Claiming to tell “the truth about marriage” and how “redefining” it “would harm the common good”, George et al fail at both. Instead, their arguments are soaked in sophistry and special pleading and show a strange insensitivity to the Golden Rule and Royal Law.

Cal Thomas attacks the increasing public support for same-sex marriage, failing to see that “them” have become us – family, friends.  He cites Lincoln on principle over public opinion, warning that, “public opinion might well become mob rule”. It became and won a Civil War!  As church-going slave owners did, he projects his socially conditioned readings into the Bible.  He caricatures as “anything goes” and “nothing’s off limits”, the modest desire of same-sex couples to have the same support that heterosexual couples enjoy.  Does he not recall this same scaremongering against interracial marriage?  He complains that, instead of being led by the Bible, we’re led by Kim Kardashian!  He slams same-sex marriage with a heterosexual marriage wreck?  From within the comfort of his own marriage, he’d deprive same-sex couples of similar comfort.

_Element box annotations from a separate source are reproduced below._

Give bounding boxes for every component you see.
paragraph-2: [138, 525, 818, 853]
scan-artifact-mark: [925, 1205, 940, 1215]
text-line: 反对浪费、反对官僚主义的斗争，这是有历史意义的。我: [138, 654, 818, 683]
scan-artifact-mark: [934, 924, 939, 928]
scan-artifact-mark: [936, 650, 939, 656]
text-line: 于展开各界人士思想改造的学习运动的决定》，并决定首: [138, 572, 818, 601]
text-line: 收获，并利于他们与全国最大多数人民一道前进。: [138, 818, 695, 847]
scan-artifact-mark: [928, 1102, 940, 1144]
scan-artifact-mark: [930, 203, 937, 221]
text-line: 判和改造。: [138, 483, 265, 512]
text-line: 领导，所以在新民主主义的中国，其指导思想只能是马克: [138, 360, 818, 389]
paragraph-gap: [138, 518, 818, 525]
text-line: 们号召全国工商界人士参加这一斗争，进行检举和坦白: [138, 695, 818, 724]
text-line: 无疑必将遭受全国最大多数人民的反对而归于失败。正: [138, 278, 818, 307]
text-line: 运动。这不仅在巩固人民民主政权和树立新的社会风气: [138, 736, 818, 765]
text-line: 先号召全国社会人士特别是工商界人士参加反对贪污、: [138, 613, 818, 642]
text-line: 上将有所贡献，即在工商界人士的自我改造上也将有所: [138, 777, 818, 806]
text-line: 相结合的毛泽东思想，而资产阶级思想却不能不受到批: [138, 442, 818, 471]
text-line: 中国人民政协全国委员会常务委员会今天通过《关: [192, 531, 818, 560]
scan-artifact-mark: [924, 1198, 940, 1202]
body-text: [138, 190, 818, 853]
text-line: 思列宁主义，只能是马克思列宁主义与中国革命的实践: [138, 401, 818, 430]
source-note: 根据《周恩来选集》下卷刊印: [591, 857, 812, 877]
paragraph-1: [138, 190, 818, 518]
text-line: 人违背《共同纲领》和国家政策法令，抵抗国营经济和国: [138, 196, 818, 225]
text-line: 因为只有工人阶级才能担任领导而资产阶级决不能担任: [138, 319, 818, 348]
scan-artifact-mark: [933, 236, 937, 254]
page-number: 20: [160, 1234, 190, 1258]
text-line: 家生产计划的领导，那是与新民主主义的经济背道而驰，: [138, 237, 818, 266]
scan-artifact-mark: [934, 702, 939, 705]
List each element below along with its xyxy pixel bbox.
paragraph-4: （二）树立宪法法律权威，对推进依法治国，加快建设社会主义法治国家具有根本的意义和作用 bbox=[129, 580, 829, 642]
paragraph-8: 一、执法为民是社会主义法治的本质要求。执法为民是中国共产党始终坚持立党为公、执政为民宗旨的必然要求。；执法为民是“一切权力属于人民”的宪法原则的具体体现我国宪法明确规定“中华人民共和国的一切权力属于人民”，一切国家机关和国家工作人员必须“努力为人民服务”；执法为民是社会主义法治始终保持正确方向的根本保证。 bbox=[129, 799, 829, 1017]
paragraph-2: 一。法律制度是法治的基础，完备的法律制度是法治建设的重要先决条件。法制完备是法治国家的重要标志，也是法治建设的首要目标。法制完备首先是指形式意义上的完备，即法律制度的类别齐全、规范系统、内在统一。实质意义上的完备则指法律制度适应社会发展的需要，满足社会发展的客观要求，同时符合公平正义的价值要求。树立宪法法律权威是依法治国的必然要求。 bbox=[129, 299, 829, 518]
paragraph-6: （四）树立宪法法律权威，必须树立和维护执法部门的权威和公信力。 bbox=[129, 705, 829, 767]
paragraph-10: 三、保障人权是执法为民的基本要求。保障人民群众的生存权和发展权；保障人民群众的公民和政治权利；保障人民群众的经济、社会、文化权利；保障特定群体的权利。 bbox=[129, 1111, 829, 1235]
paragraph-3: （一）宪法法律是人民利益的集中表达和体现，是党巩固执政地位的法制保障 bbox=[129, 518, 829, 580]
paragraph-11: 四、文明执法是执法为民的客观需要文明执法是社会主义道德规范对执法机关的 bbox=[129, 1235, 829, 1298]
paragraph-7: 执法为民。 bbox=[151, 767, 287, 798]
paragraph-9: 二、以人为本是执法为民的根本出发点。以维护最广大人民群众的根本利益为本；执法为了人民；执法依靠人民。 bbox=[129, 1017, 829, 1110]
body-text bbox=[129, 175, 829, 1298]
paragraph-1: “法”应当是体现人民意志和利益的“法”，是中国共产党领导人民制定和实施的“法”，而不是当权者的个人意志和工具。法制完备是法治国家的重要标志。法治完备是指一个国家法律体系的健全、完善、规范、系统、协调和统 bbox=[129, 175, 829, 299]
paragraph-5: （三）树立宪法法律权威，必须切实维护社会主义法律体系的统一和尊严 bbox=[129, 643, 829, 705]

Why does he not let himself be led by the Bible to recognize, respect and treat others and their given needs for sexual intimacy as he recognizes, respects and treats his own given needs?

He signs off quoting Ibsen: “Public opinion is an extremely mutable thing.” And so are “immutable” interpretations of Bible verses. Thomas’ old Moral Majority colleague and co-author, Ed Dobson, responded with Christian love when his son came out as gay.